Defendant Angel Rose Marie Nelson was a Kmart employee. A surveillance video showed that Nelson left her cash register three times to retrieve an empty gift card, then activated each card by adding funds to it without adding cash to the cash register.
The State charged Nelson with one count of second degree theft of an access device and one count of second degree possession of a stolen access device. Nelson moved to dismiss the charges under CrR 8.3(c) and Knapstad motion. She argued that the term “access device” could not include gift cards. The superior court granted Nelson’s motion, ruling that, as a matter of law, a gift card is not an access device. The State appealed.
Ultimately, the Court of Appeals reversed the dismissal of Nelson’s case.

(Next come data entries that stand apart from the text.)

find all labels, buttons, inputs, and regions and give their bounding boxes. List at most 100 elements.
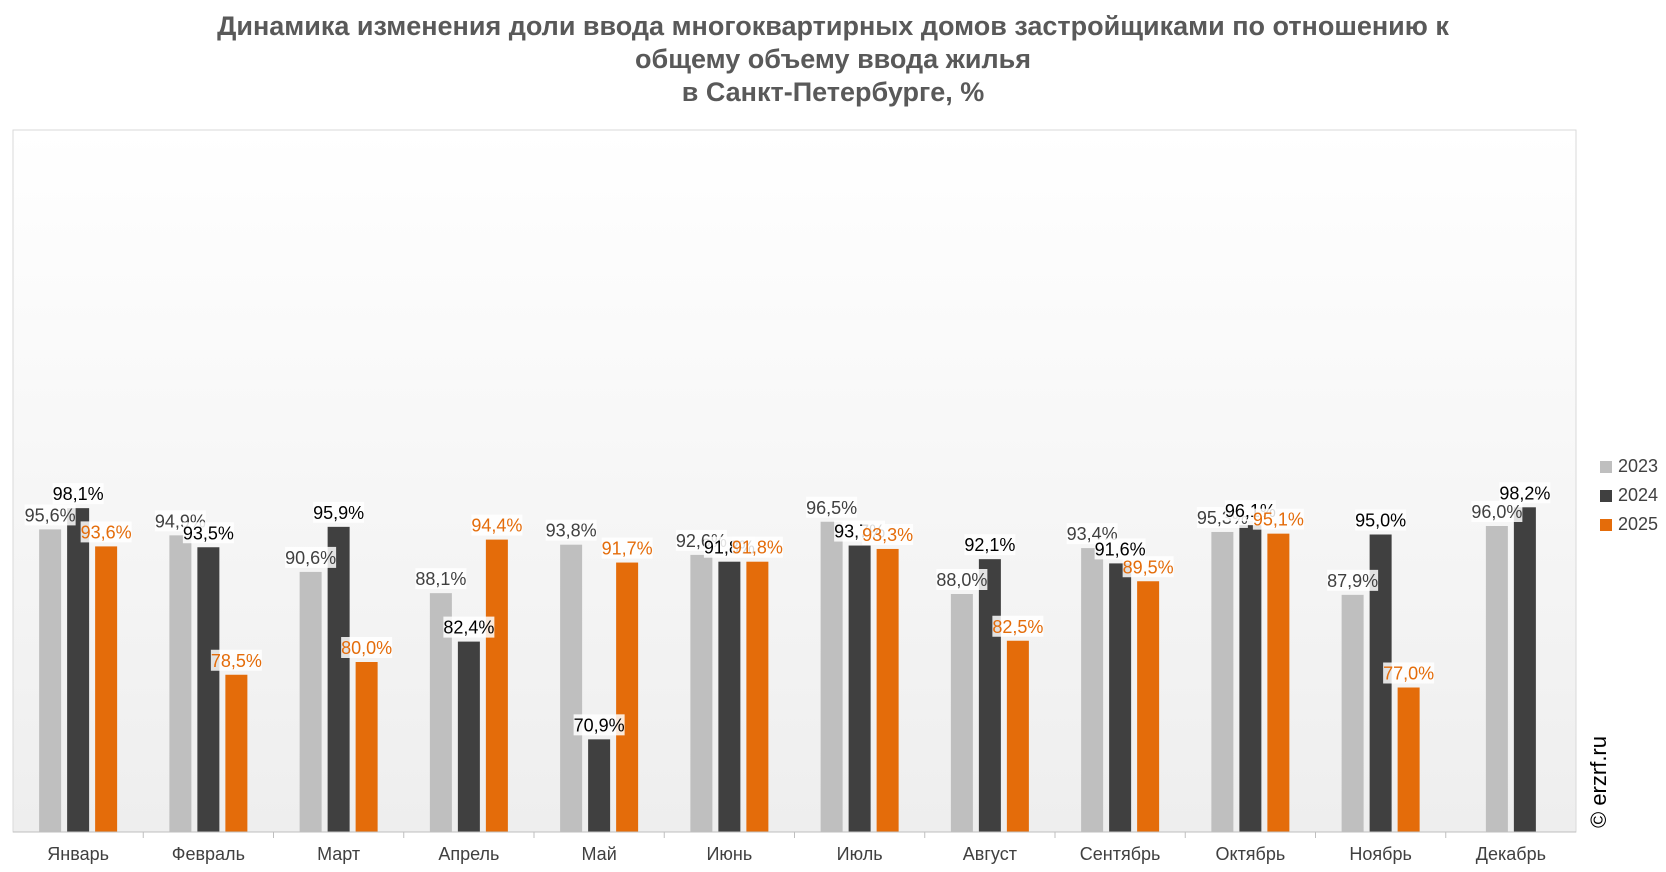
bar-2024-3: [457, 641, 480, 832]
data-label-bg: [210, 649, 262, 671]
legend-item-2024: 2024: [1600, 481, 1658, 510]
data-label-bg: [601, 537, 653, 559]
data-label-bg: [731, 536, 783, 558]
x-tick-label: Март: [317, 844, 360, 864]
data-label-bg: [1122, 556, 1174, 578]
legend-swatch-2023: [1600, 460, 1612, 473]
data-label-2025-7: 82,5%: [992, 617, 1043, 637]
bar-2023-9: [1211, 531, 1234, 832]
bar-2025-6: [876, 548, 899, 832]
bar-2024-0: [67, 508, 90, 832]
data-label-bg: [415, 568, 467, 590]
bar-2023-6: [820, 521, 843, 832]
bar-2023-3: [429, 593, 452, 832]
x-tick-label: Декабрь: [1476, 844, 1546, 864]
bar-2023-2: [299, 571, 322, 832]
data-label-bg: [443, 616, 495, 638]
bar-2025-4: [616, 562, 639, 832]
data-label-2024-8: 91,6%: [1095, 539, 1146, 559]
bar-2024-8: [1109, 563, 1132, 832]
data-label-bg: [862, 523, 914, 545]
data-label-bg: [573, 714, 625, 736]
bar-2023-4: [560, 544, 583, 832]
data-label-bg: [1499, 482, 1551, 504]
bar-2025-2: [355, 662, 378, 832]
x-tick-label: Ноябрь: [1349, 844, 1411, 864]
data-label-2023-2: 90,6%: [285, 548, 336, 568]
bar-2024-9: [1239, 525, 1262, 832]
bar-2025-7: [1006, 640, 1029, 832]
data-label-2023-3: 88,1%: [415, 569, 466, 589]
data-label-2023-0: 95,6%: [25, 505, 76, 525]
data-label-2024-0: 98,1%: [53, 484, 104, 504]
bar-2025-8: [1137, 581, 1160, 832]
data-label-bg: [471, 514, 523, 536]
bar-2023-11: [1485, 526, 1508, 832]
data-label-bg: [806, 496, 858, 518]
data-label-2023-11: 96,0%: [1471, 502, 1522, 522]
bar-2025-10: [1397, 687, 1420, 832]
bar-2023-0: [39, 529, 62, 832]
x-tick-label: Июнь: [706, 844, 752, 864]
data-label-2023-7: 88,0%: [936, 570, 987, 590]
data-label-2024-1: 93,5%: [183, 523, 234, 543]
data-label-bg: [1471, 501, 1523, 522]
data-label-2023-4: 93,8%: [546, 521, 597, 541]
legend-swatch-2024: [1600, 489, 1612, 502]
data-label-2025-8: 89,5%: [1123, 557, 1174, 577]
data-label-2024-3: 82,4%: [443, 618, 494, 638]
title-line-3: в Санкт-Петербурге, %: [681, 77, 985, 107]
x-tick-label: Январь: [47, 844, 109, 864]
legend-label-2023: 2023: [1618, 456, 1659, 476]
data-label-bg: [341, 637, 393, 658]
data-label-2024-2: 95,9%: [313, 503, 364, 523]
data-label-bg: [1383, 662, 1435, 684]
legend-label-2024: 2024: [1618, 485, 1659, 505]
x-tick-label: Апрель: [438, 844, 499, 864]
bar-2023-5: [690, 554, 713, 832]
data-label-bg: [1094, 538, 1146, 560]
data-label-2025-0: 93,6%: [81, 522, 132, 542]
data-label-bg: [1252, 508, 1304, 530]
data-label-bg: [1355, 509, 1407, 531]
x-tick-label: Август: [963, 844, 1017, 864]
bar-2024-10: [1369, 534, 1392, 832]
data-label-2024-7: 92,1%: [964, 535, 1015, 555]
data-label-bg: [80, 521, 132, 543]
bar-2025-1: [225, 674, 248, 832]
bar-2024-4: [588, 739, 611, 832]
x-tick-label: Май: [581, 844, 616, 864]
legend: 2023 2024 2025: [1600, 452, 1658, 539]
bar-2024-5: [718, 561, 741, 832]
x-tick-label: Февраль: [172, 844, 245, 864]
data-label-bg: [313, 501, 365, 523]
data-label-bg: [936, 569, 988, 590]
data-label-bg: [24, 504, 76, 526]
bar-2023-10: [1341, 594, 1364, 832]
bars-layer: [39, 507, 1536, 832]
data-label-bg: [52, 483, 104, 505]
x-axis: Январь Февраль Март Апрель Май Июнь Июль Август…: [13, 831, 1576, 864]
data-label-bg: [964, 534, 1016, 556]
bar-2024-1: [197, 547, 220, 832]
data-label-2024-4: 70,9%: [574, 715, 625, 735]
bar-2023-1: [169, 535, 192, 832]
bar-2025-9: [1267, 533, 1290, 832]
bar-2024-2: [327, 526, 350, 832]
bar-2025-5: [746, 561, 769, 832]
data-label-2025-6: 93,3%: [862, 525, 913, 545]
bar-2023-7: [950, 594, 973, 832]
x-tick-label: Июль: [837, 844, 883, 864]
data-label-2025-2: 80,0%: [341, 638, 392, 658]
legend-item-2025: 2025: [1600, 510, 1658, 539]
data-label-2025-3: 94,4%: [471, 516, 522, 536]
watermark: © erzrf.ru: [1586, 736, 1611, 828]
plot-area: [12, 129, 1577, 833]
data-label-2024-10: 95,0%: [1355, 511, 1406, 531]
bar-2024-7: [978, 559, 1001, 832]
data-label-bg: [545, 519, 597, 541]
chart-title: Динамика изменения доли ввода многокварт…: [0, 10, 1666, 109]
data-label-bg: [992, 615, 1044, 637]
data-label-2025-10: 77,0%: [1383, 664, 1434, 684]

First, the Court reasoned that, under MERRIAM-WEBSTER UNABRIDGED DICTIONARY, gift cards can access an account because the plain meaning of the word “account” is broad enough to cover a gift card’s balance:
“Under this definition, a gift card can access an account as described above. It is a card that can be used to receive goods or services of a specified value. A gift card thus shows a resulting balance. It is a device that can be used to access a record of a business relationship with outstanding credits, debits, or obligations, and a sum of money—that is, an account.”
In conclusion, the Court held that the definition of “access device” can include gift cards so long as they are a means of account access. The word “account” is not limited to a bank account because the plain language of the statute includes no such limitation. The funds to which a gift card provides access can be an account under this statute.